Nor for that matter is there any discussion of the direct impact of the Holocaust on the cultural-political perceptions of youthful radicals like Bell-chiefly, I would guess, because it took them so many years to find a public voice for the unspeakable grief and horror that engulfed them in the final stages of war.

Brick’s approach to intellectual history simply isn’t adequate for an assessment of this important impetus to postwar reconciliation. Still, I wouldn’t want this methodological reservation to overshadow my admiration for how well this work generally orders and illuminates the times with which it deals.

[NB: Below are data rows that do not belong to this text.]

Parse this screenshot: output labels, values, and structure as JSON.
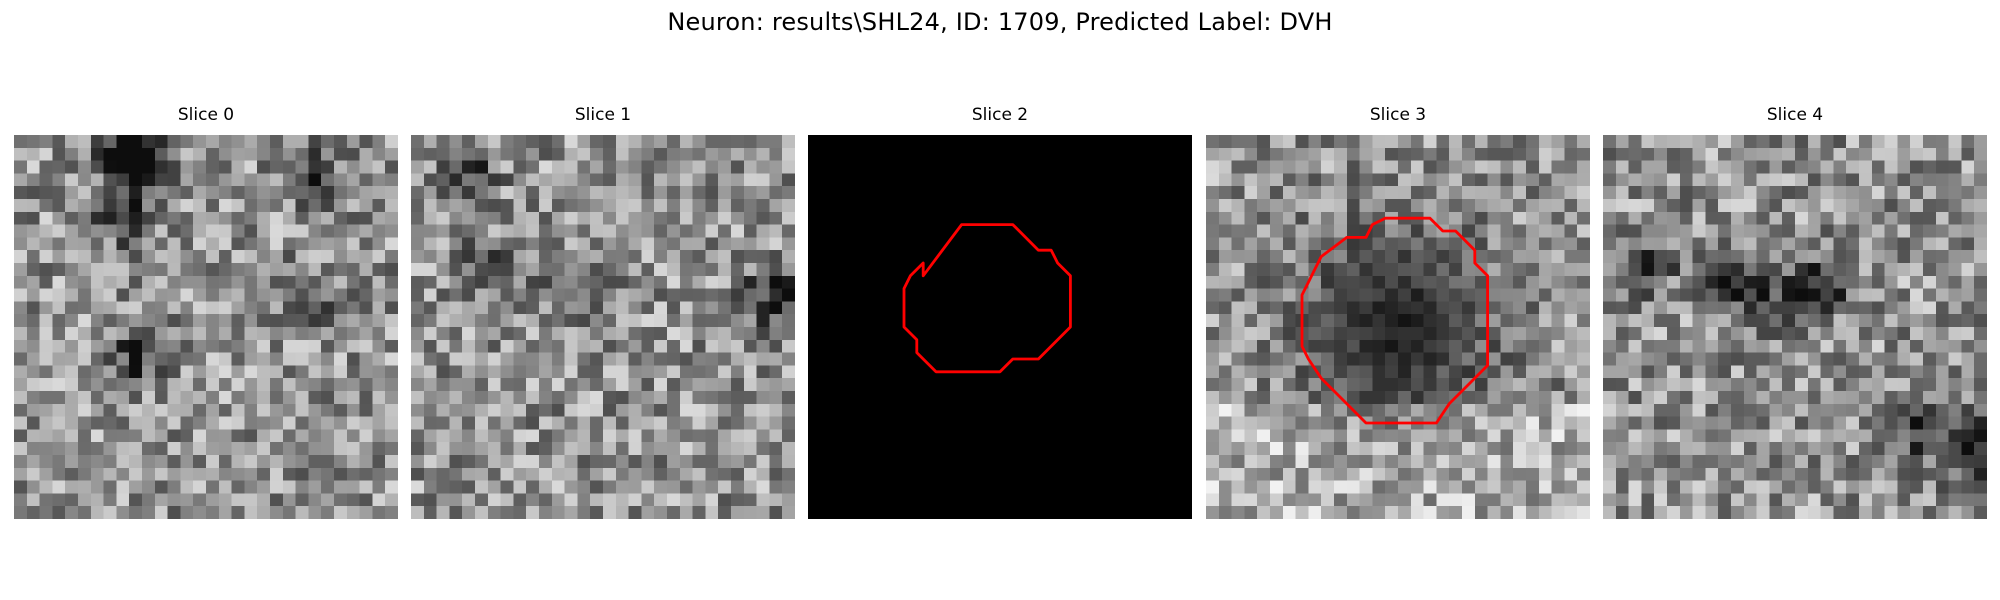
{
  "figure": {
    "title": "Neuron: results\\SHL24, ID: 1709, Predicted Label: DVH",
    "contour_color": "#ff0000",
    "colormap": "gray"
  },
  "panels": [
    {
      "title": "Slice 0",
      "kind": "noise",
      "seed": 11,
      "dark_spots": [
        [
          9,
          1,
          0.55
        ],
        [
          9,
          2,
          0.45
        ],
        [
          8,
          6,
          0.3
        ],
        [
          23,
          3,
          0.35
        ],
        [
          9,
          17,
          0.35
        ],
        [
          22,
          12,
          0.3
        ]
      ]
    },
    {
      "title": "Slice 1",
      "kind": "noise",
      "seed": 27,
      "dark_spots": [
        [
          13,
          11,
          0.35
        ],
        [
          28,
          12,
          0.45
        ],
        [
          4,
          2,
          0.3
        ],
        [
          6,
          10,
          0.3
        ]
      ]
    },
    {
      "title": "Slice 2",
      "kind": "black",
      "contour": true
    },
    {
      "title": "Slice 3",
      "kind": "blob",
      "seed": 43,
      "contour": true
    },
    {
      "title": "Slice 4",
      "kind": "noise",
      "seed": 59,
      "dark_spots": [
        [
          10,
          11,
          0.4
        ],
        [
          14,
          13,
          0.4
        ],
        [
          17,
          11,
          0.35
        ],
        [
          24,
          22,
          0.45
        ],
        [
          28,
          24,
          0.5
        ],
        [
          3,
          10,
          0.3
        ]
      ]
    }
  ]
}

One comes away from Daniel Bell and the Decline of Intellectual Radicalism with a new appreciation of its principal subject — certainly a fresh sense of the accessibility of various parts of Marxian Socialism and the essays on crime and ethnic mobility, work and alienation, and the status politics of the Radical Right in The End of Ideology. Never mind the squeaking of his hobbyhorse, his carping about the hubris and fanaticism of the intellectuals, Brick seems to be saying.

Rather, Brick shows that we must view Bell’s work as a particularly complex and reverberant response to the terrifying rapidity and opaqueness of the events of 1937-50 and take from it what we can. That, I think, is a message to ponder in a decade that seems almost as paralyzing to radical hopes and initiatives as the forties was.